De todas maneras llegó el momento. Efrén apareció en la puerta del patio con rostro alegre y un optimismo tal, que todos lo captamos de inmediato. Todo su ser parecía limpio de la putrefacción del presidio porque personas como él logran pasar a través del barro sin untarse.
“¡La firmé!” gritó. “¡Una pequeña fianza y a la calle!”.
Algunos aplaudieron, otros rieron, los más lo rodearon y lentamente el corrillo de internos fue moviéndose hasta parar frente al negocio de Jara. De pronto, como en un sueño grotesco, a espalda de Efrén y entre brumas, más allá de la entrada del caspete, yo intuía la presencia de aquel y creía oír su risa.
“¿Qué pasa Rigo?”. Preguntó Efrén presintiendo lo qué pasaría al ver surgir el revólver de entre los huevos “¡Si yo soy tu amigo!”.
Durante un momento hubo dudas, por encima de su hombro sólo veía un túnel oscuro en cuyo extremo brillaron los dientes de oro de Jara y entonces la pregunta de cuánto estaría recibiendo él por la vida de aquel hombre, cuánto habría recibido por la de otros que ya no podrían averiguarlo y cuánto valdría para él mi vida, me hicieron ver el camino a seguir.
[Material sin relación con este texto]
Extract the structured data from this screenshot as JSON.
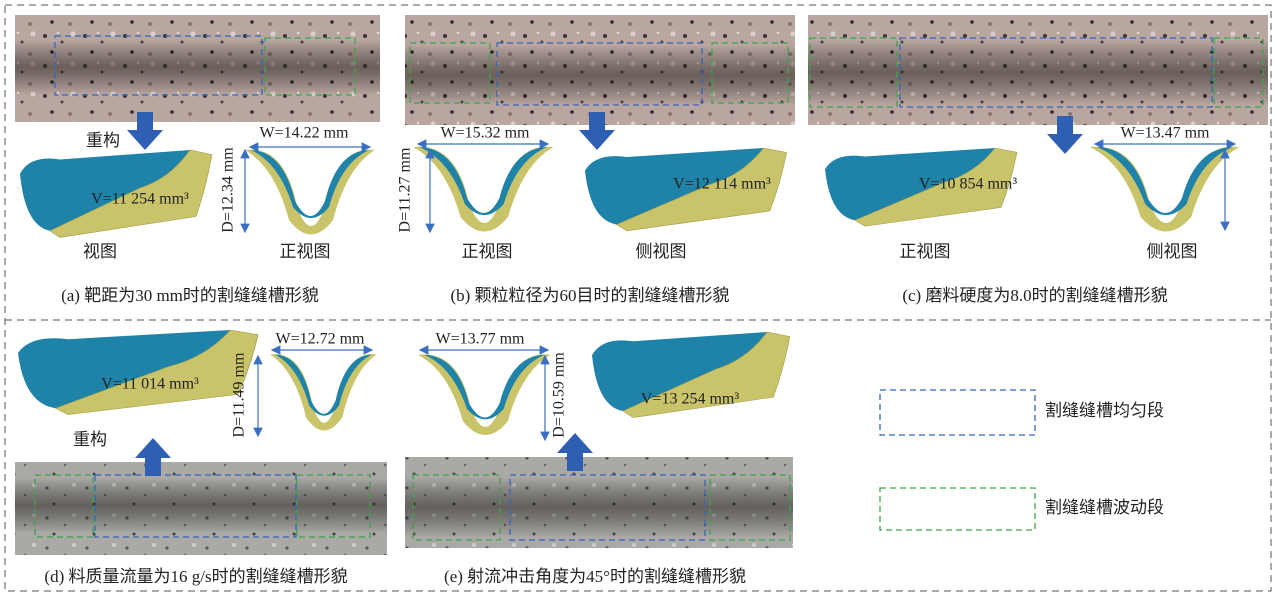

Efrén afuera quedó mudo, estático, asustado. Adentro en el negocio, ahora frente a Jara, este abrió sus ojos aterrados y gritó:
“¡Q´hubo Rigo! ¡Controláte malparido que yo también soy tu amigo!”. Pero estas palabras en su voz hueca, falsa, sin sentido, resonaron en las paredes del túnel donde sucedía todo y como al final de este brillaron de nuevo los dientes de oro, pues levanté el arma y, qué hijueputa, las seis detonaciones del revólver apagaron el brillo, las palabras y su vida. Di la vuelta. Efrén me miraba interrogante, desencajado, me pareció incluso que estaba triste.
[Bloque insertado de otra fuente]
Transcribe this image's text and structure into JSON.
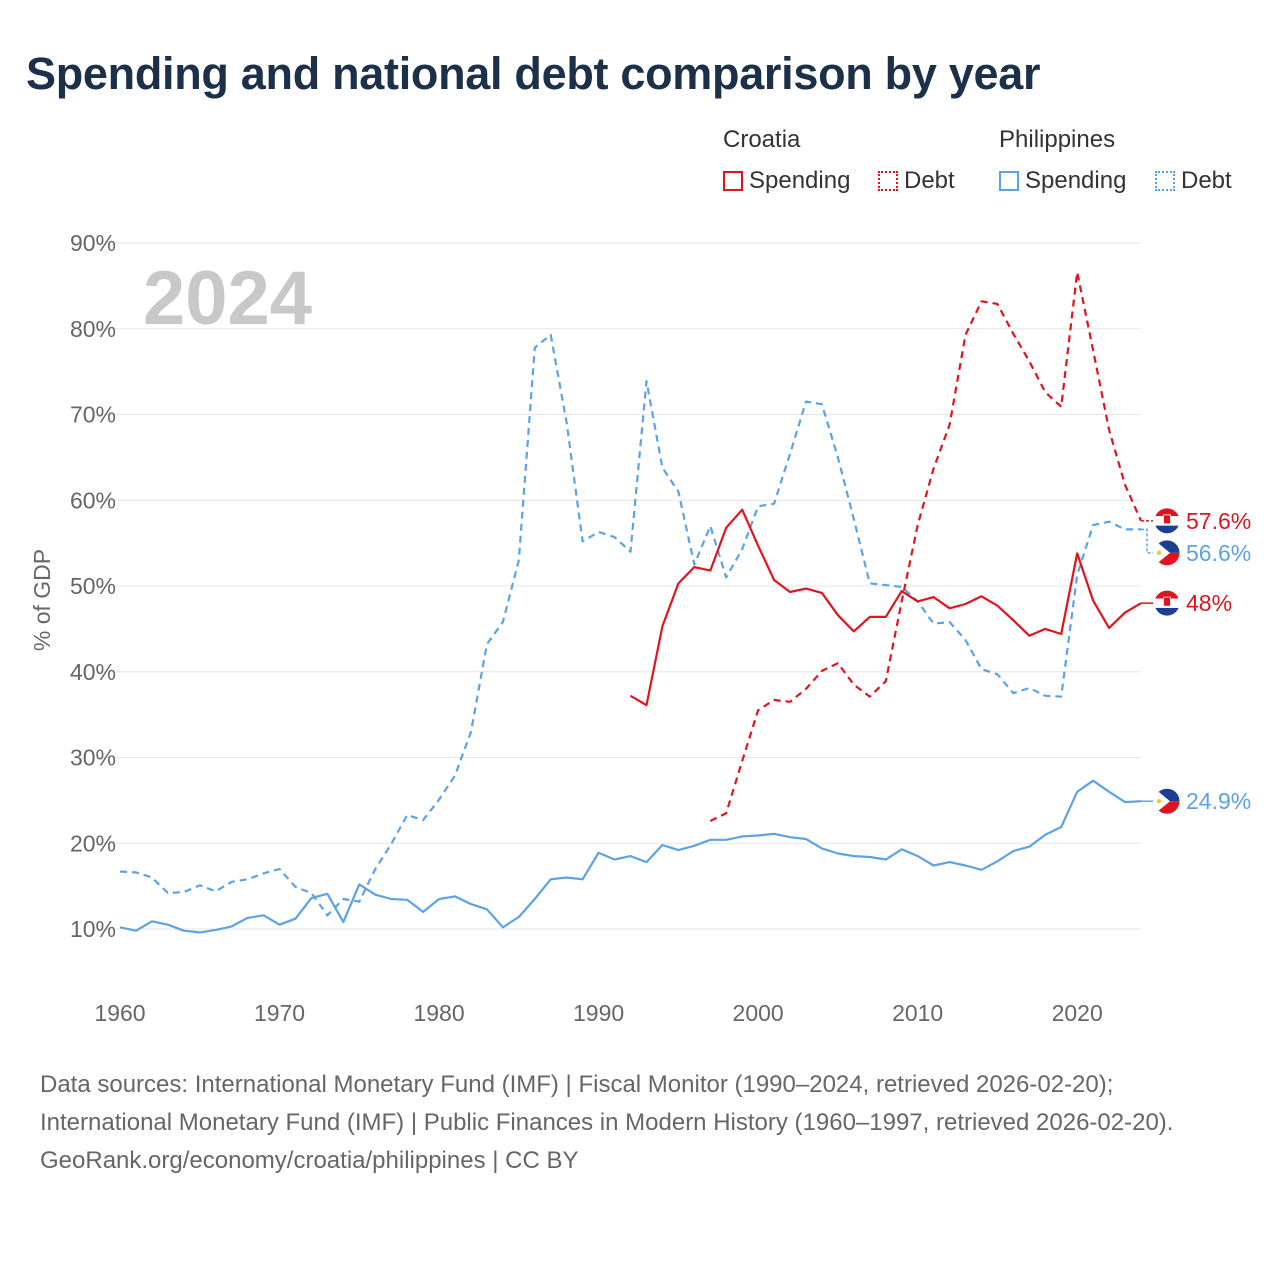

“Vaya, hermano”, le dije, “siga enseñando a nuestra gente en la calle. Impida que otros como yo caigan en estos muladares”, y me dirigí hacia la guardia para entregarme junto con el arma y decirle a los tombos, qué pena, Comando, pero es que así también se dice, que nadie en el patio debe ser molestado, porque yo soy el único culpable de la muerte de Jara. Ahora dígame comandante ¿ya me puedo retirar a mi celda?